The House Oversight and Government Reform Committee released a report on January 11, 2016 that re-identified many of these challenges. The Committee identified a myriad of FOIA failures across the government including:
- The improper application of FOIA exemptions at the Federal Communications Commission, which redacted the Chairman’s name and initials in official, work related emails
- Roadblocks and poor communication with requesters at the Customs and Border Patrol, which only responded to a requester in one instance after Congress inquired about the status of the request
- Refusing to provide all responsive records at the General Services Administration, which failed to provide a requester with responsive records, despite the requester’s conveyed desire for the documents, by erroneously stating it did not want to charge the requester for non-responsive records
- Excessive fees “that appear to be designed to deter requesters from pursuing requests and create barriers to accessing records” including at the Drug Enforcement Agency (DEA). The DEA charged a FOIA requester nearly $1.5 million for one request for records on “El Chapo” Guzman.

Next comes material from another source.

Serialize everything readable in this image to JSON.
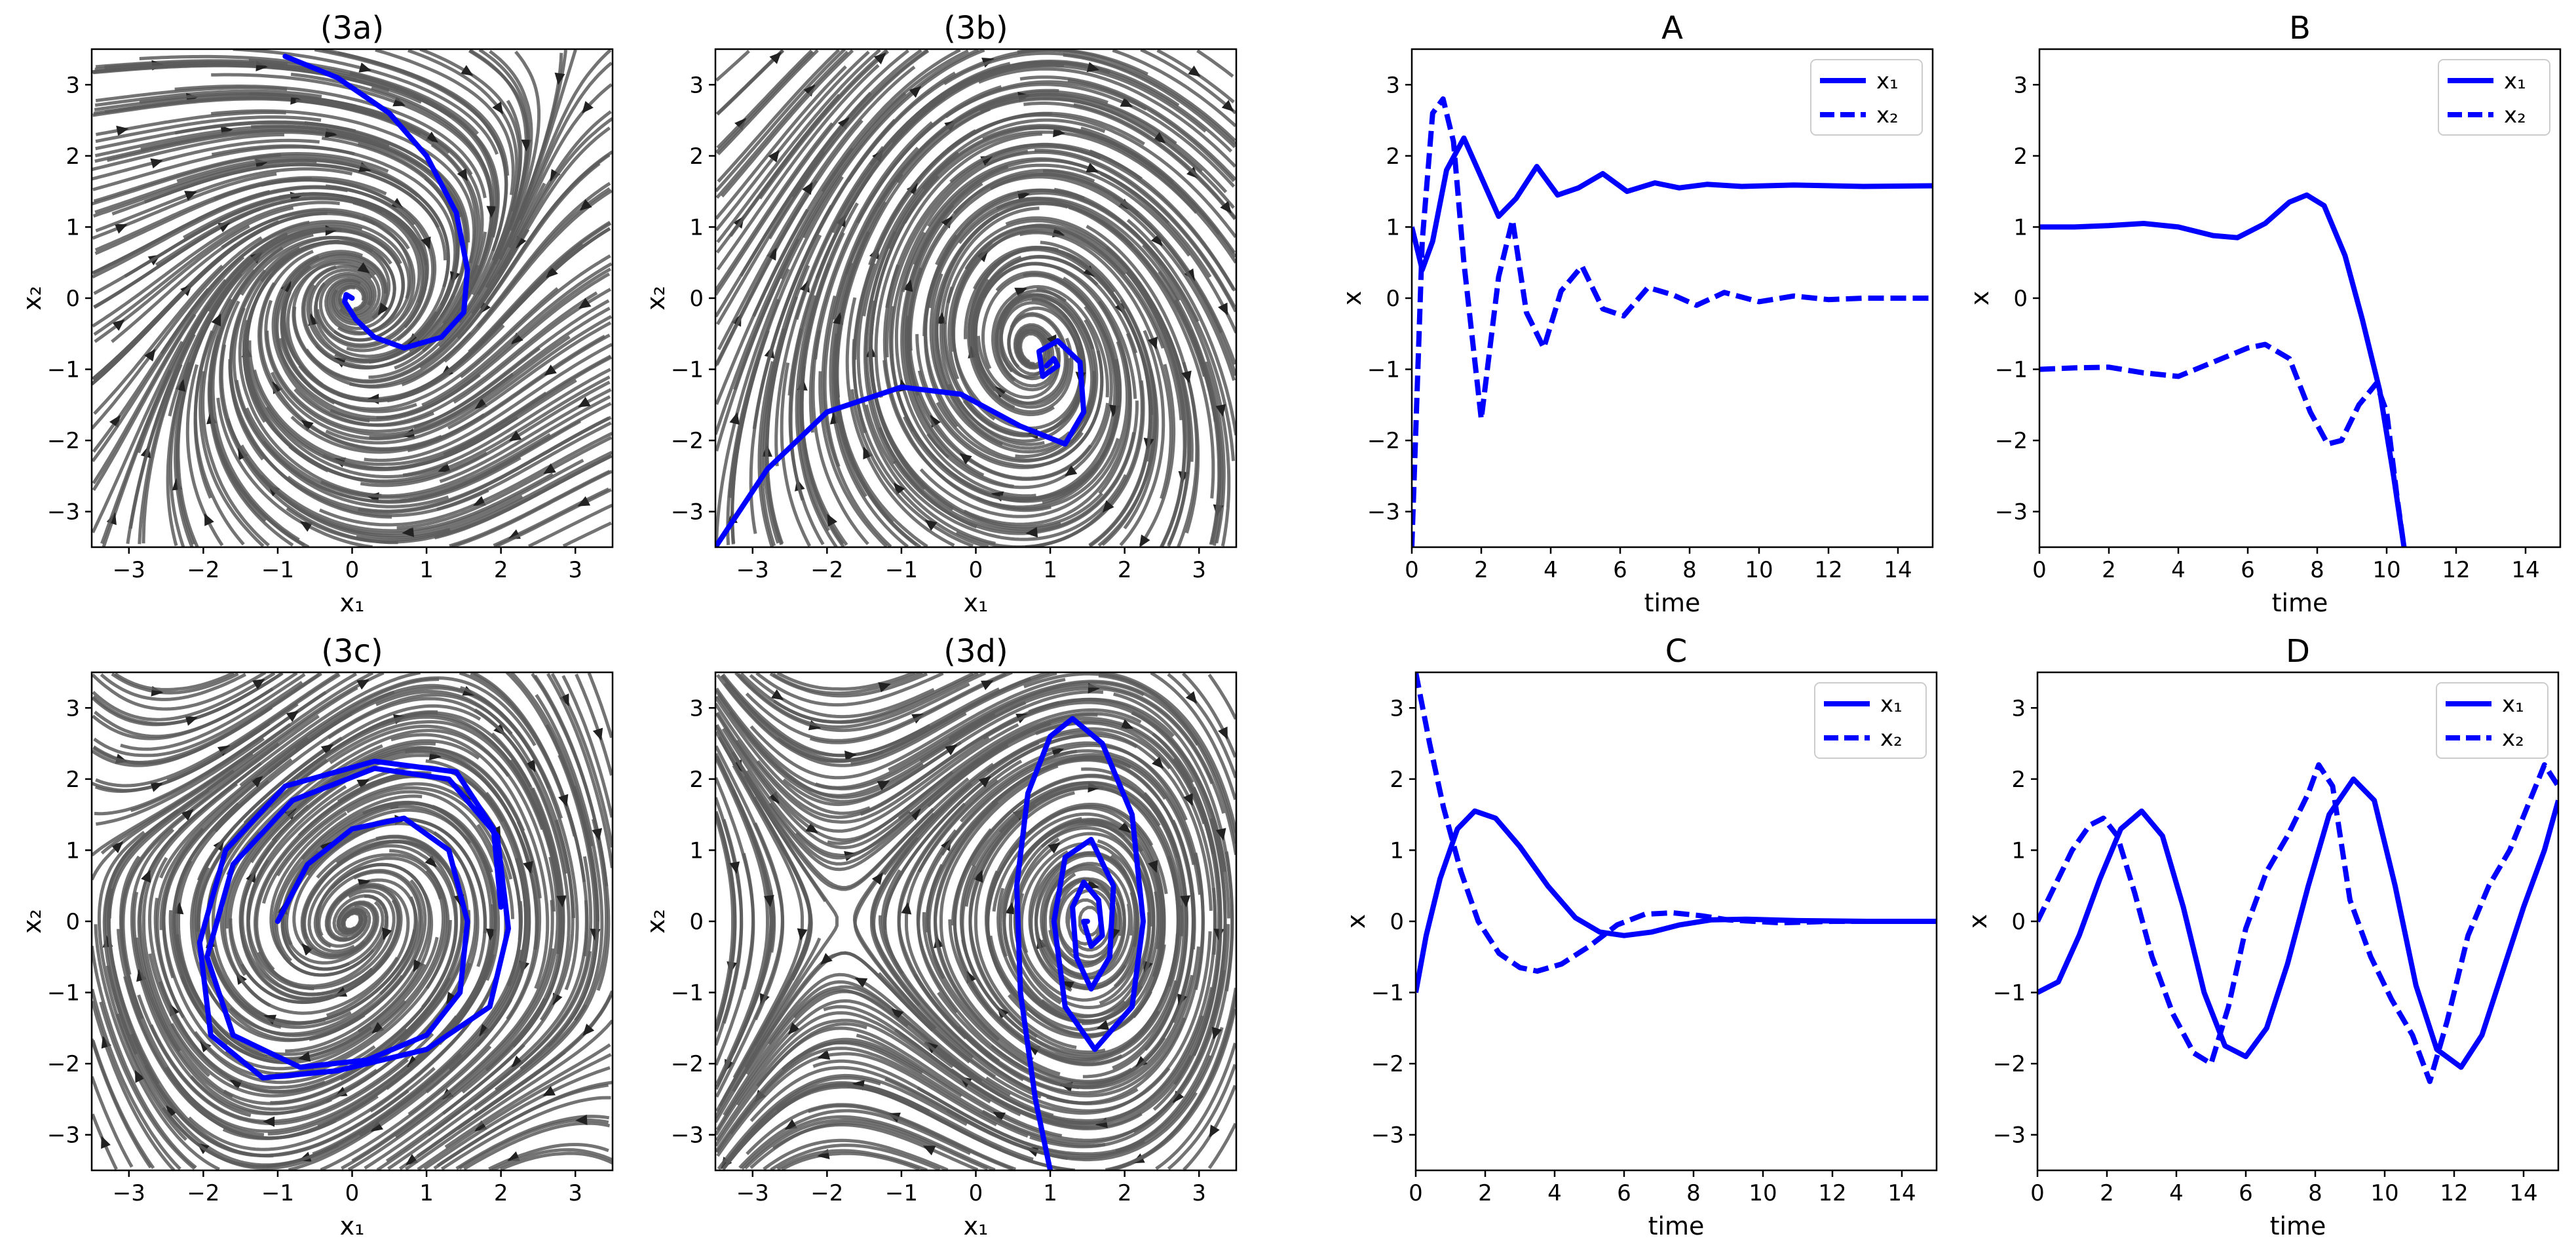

While the Congressional Committee proposes legislative resolutions to these ongoing challenges, this Subcommittee believes that without more effective oversight or compliance mechanisms, the FOIA challenges may continue to occur, even if forbidden by statute.
The Office of Government Information Services (OGIS) has begun issuing assessments of federal agency FOIA programs. To date, OGIS has published assessments of the Customs and Border Protection, the Transportation Security Administration, the U.S. Coast Guard, the Federal Emergency Management Agency, and the National Archives and Records Administration. These assessments are a positive step, but agency participation is voluntary and may take decades for OGIS to review each agency subject to FOIA.

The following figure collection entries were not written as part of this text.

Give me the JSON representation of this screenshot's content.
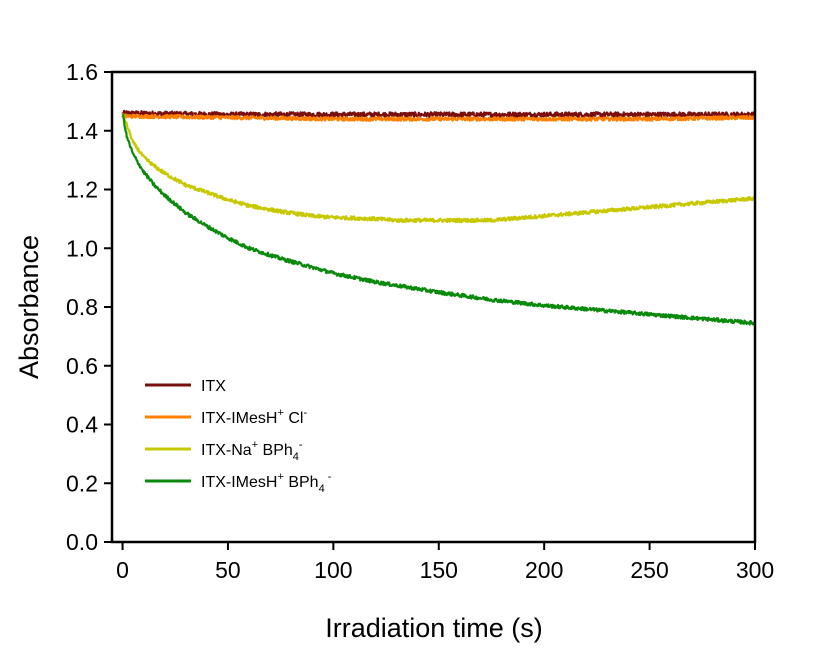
{
  "chart_data": {
    "type": "line",
    "title": "",
    "xlabel": "Irradiation time (s)",
    "ylabel": "Absorbance",
    "xlim": [
      -5,
      300
    ],
    "ylim": [
      0.0,
      1.6
    ],
    "xticks": [
      0,
      50,
      100,
      150,
      200,
      250,
      300
    ],
    "yticks": [
      0.0,
      0.2,
      0.4,
      0.6,
      0.8,
      1.0,
      1.2,
      1.4,
      1.6
    ],
    "xtick_labels": [
      "0",
      "50",
      "100",
      "150",
      "200",
      "250",
      "300"
    ],
    "ytick_labels": [
      "0.0",
      "0.2",
      "0.4",
      "0.6",
      "0.8",
      "1.0",
      "1.2",
      "1.4",
      "1.6"
    ],
    "grid": false,
    "legend_position": "bottom-left",
    "series": [
      {
        "name": "ITX",
        "legend_base": "ITX",
        "legend_sup1": "",
        "legend_mid": "",
        "legend_sub": "",
        "legend_sup2": "",
        "color": "#7a0f0f",
        "noise": 0.008,
        "x": [
          0,
          50,
          100,
          150,
          200,
          250,
          300
        ],
        "y": [
          1.46,
          1.455,
          1.455,
          1.455,
          1.455,
          1.455,
          1.455
        ]
      },
      {
        "name": "ITX-IMesH+ Cl-",
        "legend_base": "ITX-IMesH",
        "legend_sup1": "+",
        "legend_mid": " Cl",
        "legend_sub": "",
        "legend_sup2": "-",
        "color": "#ff8000",
        "noise": 0.006,
        "x": [
          0,
          50,
          100,
          150,
          200,
          250,
          300
        ],
        "y": [
          1.45,
          1.445,
          1.44,
          1.44,
          1.44,
          1.44,
          1.445
        ]
      },
      {
        "name": "ITX-Na+ BPh4-",
        "legend_base": "ITX-Na",
        "legend_sup1": "+",
        "legend_mid": " BPh",
        "legend_sub": "4",
        "legend_sup2": "-",
        "color": "#c8c800",
        "noise": 0.006,
        "x": [
          0,
          2,
          5,
          10,
          15,
          20,
          30,
          40,
          50,
          60,
          75,
          90,
          100,
          120,
          130,
          150,
          175,
          200,
          225,
          250,
          275,
          300
        ],
        "y": [
          1.46,
          1.42,
          1.36,
          1.31,
          1.28,
          1.255,
          1.215,
          1.19,
          1.165,
          1.145,
          1.125,
          1.11,
          1.105,
          1.1,
          1.095,
          1.095,
          1.095,
          1.11,
          1.125,
          1.14,
          1.155,
          1.17
        ]
      },
      {
        "name": "ITX-IMesH+ BPh4 -",
        "legend_base": "ITX-IMesH",
        "legend_sup1": "+",
        "legend_mid": " BPh",
        "legend_sub": "4",
        "legend_sup2": " -",
        "color": "#0a8a0a",
        "noise": 0.006,
        "x": [
          0,
          2,
          5,
          10,
          15,
          20,
          30,
          40,
          50,
          60,
          75,
          90,
          100,
          120,
          150,
          175,
          200,
          225,
          250,
          275,
          300
        ],
        "y": [
          1.46,
          1.38,
          1.32,
          1.26,
          1.215,
          1.18,
          1.12,
          1.075,
          1.035,
          1.0,
          0.965,
          0.935,
          0.915,
          0.885,
          0.85,
          0.825,
          0.805,
          0.79,
          0.775,
          0.76,
          0.745
        ]
      }
    ]
  }
}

The previously released Inspector General and Government Accountability Office reports and the dozens of others compiled by the Subcommittee demonstrate that the current oversight approaches are insufficient and not improving the FOIA programs throughout the federal government. The first step to improving FOIA oversight and compliance is acknowledging that the current oversight methods are not sufficient. After this acknowledgement, we can begin to endeavor to create a regime that efficiently and comprehensively ensures oversight of the Freedom of Information Act is being correctly administered with a “presumption of disclosure” as instructed by President Obama and Attorney General Holder and holds accountable those who fail to do this.